Olympic Day: Westfield Matildas living the Olympic dream

In celebration of Olympic Day, we look back on the Westfield Matildas’ previous involvement at the Olympic Games.


As host nation for the 2000 Sydney Olympic Games, the Westfield Matildas’ instantly qualified for their first appearance in the women’s football tournament.

In their first ever Olympic match, the Westfield Matildas’ went down 3-0 to Germany who then went on to secure the bronze medal.

Sydney 2000
Sunni Hughes at the Sydney Olympics (Getty Images)

The second match against Sweden saw a more successful outing for the Australia, with defender Cheryl Salisbury securing the lead in the 57th minute. Sweden responded only a short time later through penalty to level the score, with neither side finding the winner goal.

In the Westfield Matildas’ final group match, the hosts took the lead through a stunning Sunni Hughes goal. In response, Brazil scored two goals in the second half running away with the victory, 2-1 but it a more than respectable first outing at the Olympics for Australia.


Four years later, the Westfield Matildas made further strides in performances and results at the 2004 Athens Olympic Games. 

Australia reached the quarter-final stage after taking down host nation Greece 1-0 following a goal from rising star at the time, Heather Garriock and drawing 1-1 with fierce competitors USA.

Reaching the quarter-final stage was the first of its kind for the Westfield Matildas’ in any major women’s international tournament.

Facing Sweden in the quarter-final, the Swedes cut short the Aussie dream of advancing further, taking victory 2-1.  Australia’s goal was scored by a young Lisa De Vanna - who would later become one of the Westfield Matildas’ star players.

Athens Olympics


After advancing through the qualifying campaign in Japan undefeated, the 2016 Rio Olympic Games marked the first time in 12 years that the Westfield Matildas would play on the Olympic stage.

After going down to Canada 2-0 in their first group  game, the Westfield Matildas bounced back with an electric performance against eventual gold medallists Germany.  Goals from Sam Kerr and Caitlin Foord saw them led 2-0 through the first half.  Just before the break, Germany pulled one back before equalising late in the match.

Rio 2016
Caitlin Foord against Germany (Photo: Getty Images)
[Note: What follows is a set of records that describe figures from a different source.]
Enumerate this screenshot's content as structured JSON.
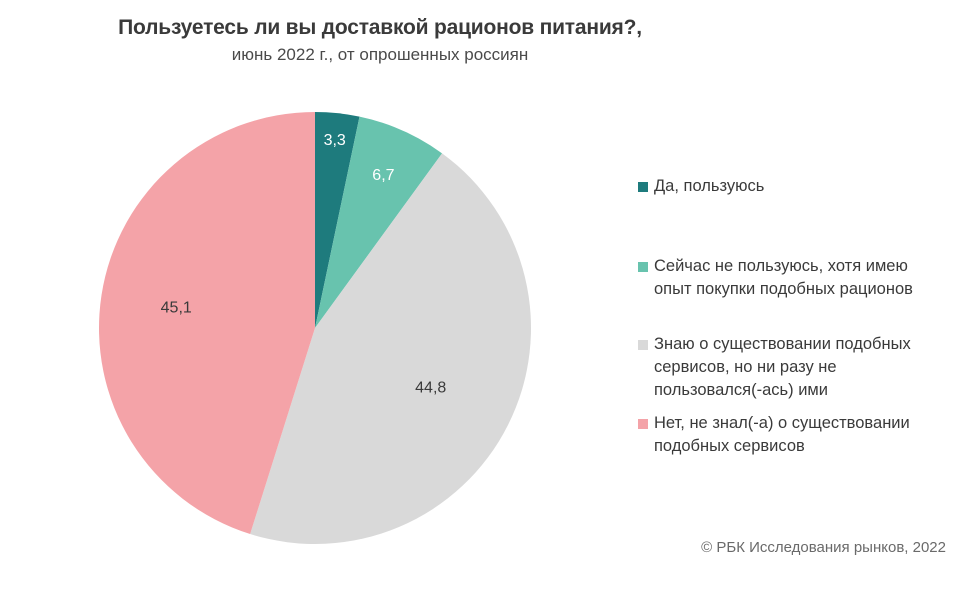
{
  "chart_data": {
    "type": "pie",
    "title": "Пользуетесь ли вы доставкой рационов питания?,",
    "subtitle": "июнь 2022 г., от опрошенных россиян",
    "categories": [
      "Да, пользуюсь",
      "Сейчас не пользуюсь, хотя имею опыт покупки подобных рационов",
      "Знаю о существовании подобных сервисов, но ни разу не пользовался(-ась) ими",
      "Нет, не знал(-а) о существовании подобных сервисов"
    ],
    "values": [
      3.3,
      6.7,
      44.8,
      45.1
    ],
    "value_labels": [
      "3,3",
      "6,7",
      "44,8",
      "45,1"
    ],
    "colors": [
      "#1e7b7d",
      "#68c3ae",
      "#d9d9d9",
      "#f4a3a8"
    ],
    "label_colors": [
      "#ffffff",
      "#ffffff",
      "#3a3a3a",
      "#3a3a3a"
    ],
    "start_angle": "12 o'clock",
    "direction": "clockwise",
    "legend_position": "right"
  },
  "legend": {
    "items": [
      {
        "lines": [
          "Да, пользуюсь"
        ]
      },
      {
        "lines": [
          "Сейчас не пользуюсь, хотя имею",
          "опыт покупки подобных рационов"
        ]
      },
      {
        "lines": [
          "Знаю о существовании подобных",
          "сервисов, но ни разу не",
          "пользовался(-ась) ими"
        ]
      },
      {
        "lines": [
          "Нет, не знал(-а) о существовании",
          "подобных сервисов"
        ]
      }
    ]
  },
  "source": "© РБК Исследования рынков, 2022"
}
With a loss and draw to their name thus far, the Westfield Matildas’ went into their final group game against Zimbabwe knowing they needed the win - and win they did in absolute style.

Australia defeated Zimbabwe 6-1, with five individual goals scorers in substitute Michelle Heyman, as well as Lisa De Vanna, Alanna Kennedy, Clare Polkinghorne, Kyah Simon all contributing on the score board.
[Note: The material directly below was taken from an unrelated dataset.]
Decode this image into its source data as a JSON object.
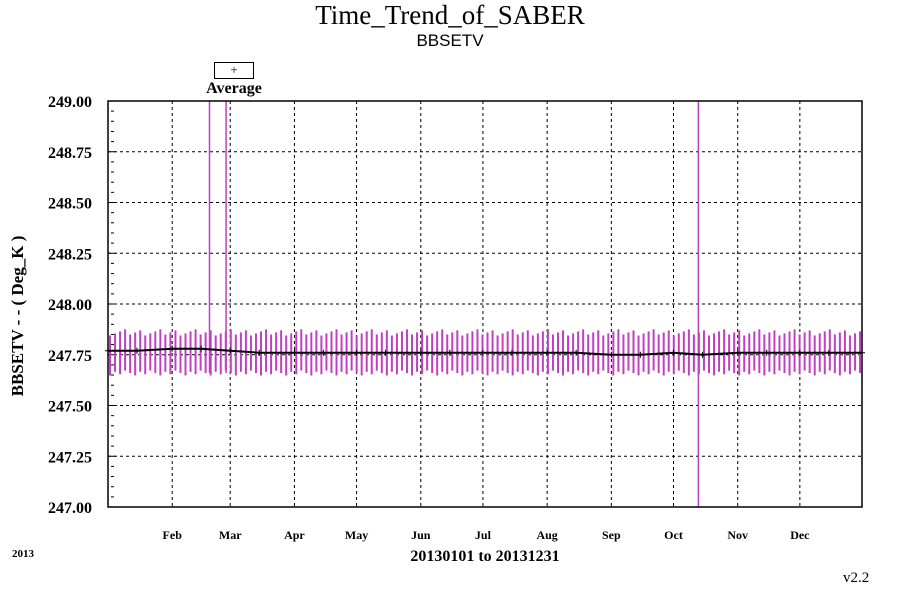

The victory win took the Westfield Matildas’ to the quarter finals for the second time where they faced host nation Brazil in front of 52,000 football fans at Estadio Mineirão in Belo Horizonte.

Rio 2016 - KK
Elise Kellond-Knight in action for Australia against Brazil (Photo: Getty Images)

In 120 minutes of goalless football, the match went to the penalty shootout to determine a winner. The host nation proving to be the stronger side just, winning 7-6 on penalties.  Brazilian goalkeeper Barbara saved against Alanna Kennedy to secure their spot in the semi-finals.
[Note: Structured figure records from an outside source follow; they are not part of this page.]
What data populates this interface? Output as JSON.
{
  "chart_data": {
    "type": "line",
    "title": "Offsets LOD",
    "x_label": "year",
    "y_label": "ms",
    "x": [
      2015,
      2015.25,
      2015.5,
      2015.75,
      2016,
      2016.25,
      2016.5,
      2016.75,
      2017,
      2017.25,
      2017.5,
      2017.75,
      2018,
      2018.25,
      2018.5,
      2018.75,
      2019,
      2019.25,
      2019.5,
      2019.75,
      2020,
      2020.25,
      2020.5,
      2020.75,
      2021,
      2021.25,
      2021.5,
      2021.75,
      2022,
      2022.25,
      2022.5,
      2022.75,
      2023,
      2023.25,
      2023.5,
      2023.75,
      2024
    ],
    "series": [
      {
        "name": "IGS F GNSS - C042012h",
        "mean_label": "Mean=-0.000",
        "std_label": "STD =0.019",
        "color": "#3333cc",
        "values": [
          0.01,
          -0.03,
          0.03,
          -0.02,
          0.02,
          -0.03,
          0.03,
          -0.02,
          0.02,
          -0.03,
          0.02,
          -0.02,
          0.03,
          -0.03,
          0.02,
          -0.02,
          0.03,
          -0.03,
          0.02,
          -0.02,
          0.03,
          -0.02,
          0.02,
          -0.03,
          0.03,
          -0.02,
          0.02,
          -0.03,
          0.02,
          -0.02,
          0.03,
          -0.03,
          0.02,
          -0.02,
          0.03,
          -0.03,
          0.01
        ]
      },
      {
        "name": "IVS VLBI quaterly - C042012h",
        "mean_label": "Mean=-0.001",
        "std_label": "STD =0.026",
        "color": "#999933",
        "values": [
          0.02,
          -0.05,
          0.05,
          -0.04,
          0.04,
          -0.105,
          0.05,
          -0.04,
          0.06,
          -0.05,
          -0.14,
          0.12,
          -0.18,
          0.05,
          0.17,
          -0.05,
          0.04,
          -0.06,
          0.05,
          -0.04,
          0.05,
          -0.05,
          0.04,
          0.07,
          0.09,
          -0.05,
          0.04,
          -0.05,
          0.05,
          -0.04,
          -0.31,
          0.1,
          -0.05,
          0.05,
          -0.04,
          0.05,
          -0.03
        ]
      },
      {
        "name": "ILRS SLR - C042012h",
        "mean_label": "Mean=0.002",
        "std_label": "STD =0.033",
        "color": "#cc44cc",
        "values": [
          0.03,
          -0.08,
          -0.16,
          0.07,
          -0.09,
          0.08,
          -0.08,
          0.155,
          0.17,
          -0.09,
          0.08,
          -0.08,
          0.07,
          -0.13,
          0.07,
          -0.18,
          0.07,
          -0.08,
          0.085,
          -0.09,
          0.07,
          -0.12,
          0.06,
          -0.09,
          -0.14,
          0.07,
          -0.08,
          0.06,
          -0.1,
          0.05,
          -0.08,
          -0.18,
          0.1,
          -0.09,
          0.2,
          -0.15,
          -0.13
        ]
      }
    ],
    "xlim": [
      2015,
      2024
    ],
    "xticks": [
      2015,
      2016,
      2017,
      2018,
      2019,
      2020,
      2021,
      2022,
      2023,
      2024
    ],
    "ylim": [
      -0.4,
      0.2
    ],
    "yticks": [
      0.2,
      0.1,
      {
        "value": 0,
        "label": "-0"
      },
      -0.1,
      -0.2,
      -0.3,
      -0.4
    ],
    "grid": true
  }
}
While Westfield Matildas didn’t secure the result they wanted, their play earned them the respect and affection of the Australian public that they continue to hold today. 


In early 2020, the AFC Women’s Olympic Qualifiers were unexpectedly moved onto home soil with the Westfield Matildas taking on Chinese Taipei, Thailand and China. 

After two wins and a draw, the Westfield Matildas advanced to take on Vietnam in a home and away series.  A big crowd at Newcastle saw Australia take a 5-0 first leg lead, before they sealed their berth with a 2-1 away win.  

The Tokyo Olympics will be Australia’s fourth appearance at the Women’s Football Tournament, and with each successive Olympics producing greater results, there will be much anticipation come 2021.   

For now, we can celebrate one of Australia’s most loved teams on Olympic Day.